Елизавета улыбнулась этой речи, а ее советники и сопровождающие их лорды и леди поклонились и тихо зааплодировали.
– Как думаешь, ты мог бы сыграть турецкого евнуха? – прошептал актер одному из своих стройных молодых коллег, все еще в платье после выступления в роли сварливой жены.– Если мы положим подушку тебе под рубашку? А причиндалы привяжем и затянем между ног?
– Мурад Великий – третий османский султан, носящий такое имя, Хранитель Двух Святынь, Халиф Халифов,– зная, что Махмуд Эззедин оказал услугу ее величеству Елизавете, королеве Англии, Франции и Ирландии, Защитнице Веры, очень гордится тем, что знания мастера Эззедина в области медицины делают его одним из самых уважаемых мудрецов, проживающих в наших краях,– и поэтому наш султан желает преподнести вам подарок, чтобы всякий день, прожитый в добром здравии, напоминал вам о добрых отношениях между нашими королевствами, о дружбе, словно мост соединяющей нашу империю и вашу собственную.
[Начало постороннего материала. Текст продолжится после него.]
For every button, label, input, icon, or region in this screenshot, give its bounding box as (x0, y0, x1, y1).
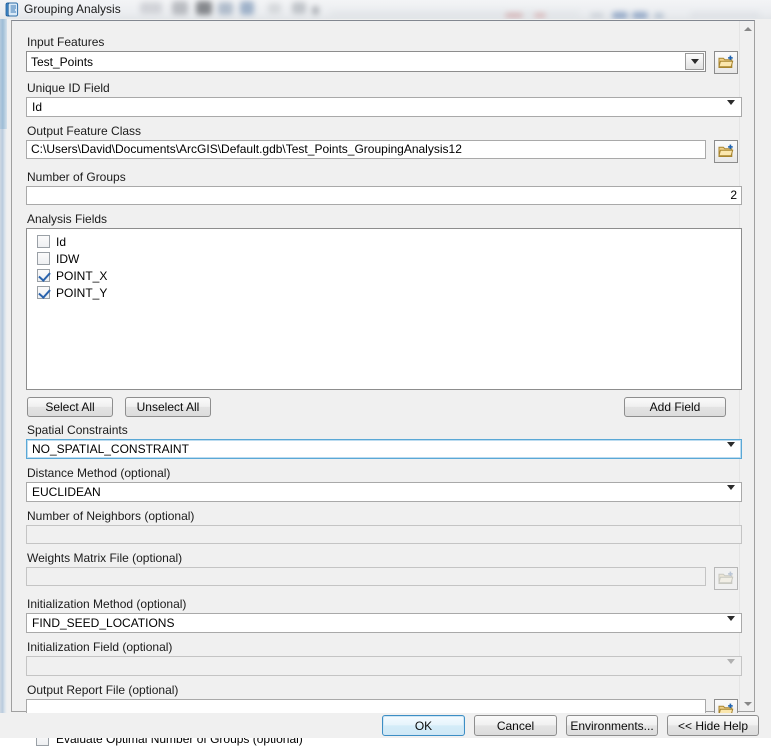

Чтобы вы могли повелевать и извлекать пользу, какую сочтете нужной, чтобы вы могли царствовать во здравии столько, сколько отмерено монарху, Махмуд Эззедин, врач турецкого султана, останется в Англии и будет исполнять желания вашего величества до тех пор, пока сможет приносить вам удовлетворение.
– Столь дружественные и любезные отношения между нашими народами навсегда останутся одним из моих главных поводов для гордости за все время правления,– сказала Елизавета.– Пожалуйста, поведайте своему султану, что английская подруга благодарит его за доброту.
Она устремила на доктора Эззедина внимательный взгляд, подмечая всякую мелочь, которую могла рассмотреть на его лице повыше бороды и усов.
– Доктор. Желаете ли вы сами такой судьбы? Жить среди нас, англичан?
– О великая королева, я желаю служить моему султану, и если он повелел, чтобы я служил вам, то я тоже этого желаю, со всей душевной теплотой. Служить вашему величеству – значит служить ему. Таковы мой долг и радость.
– Красиво сказано,– проговорила она, когда доктор поклонился.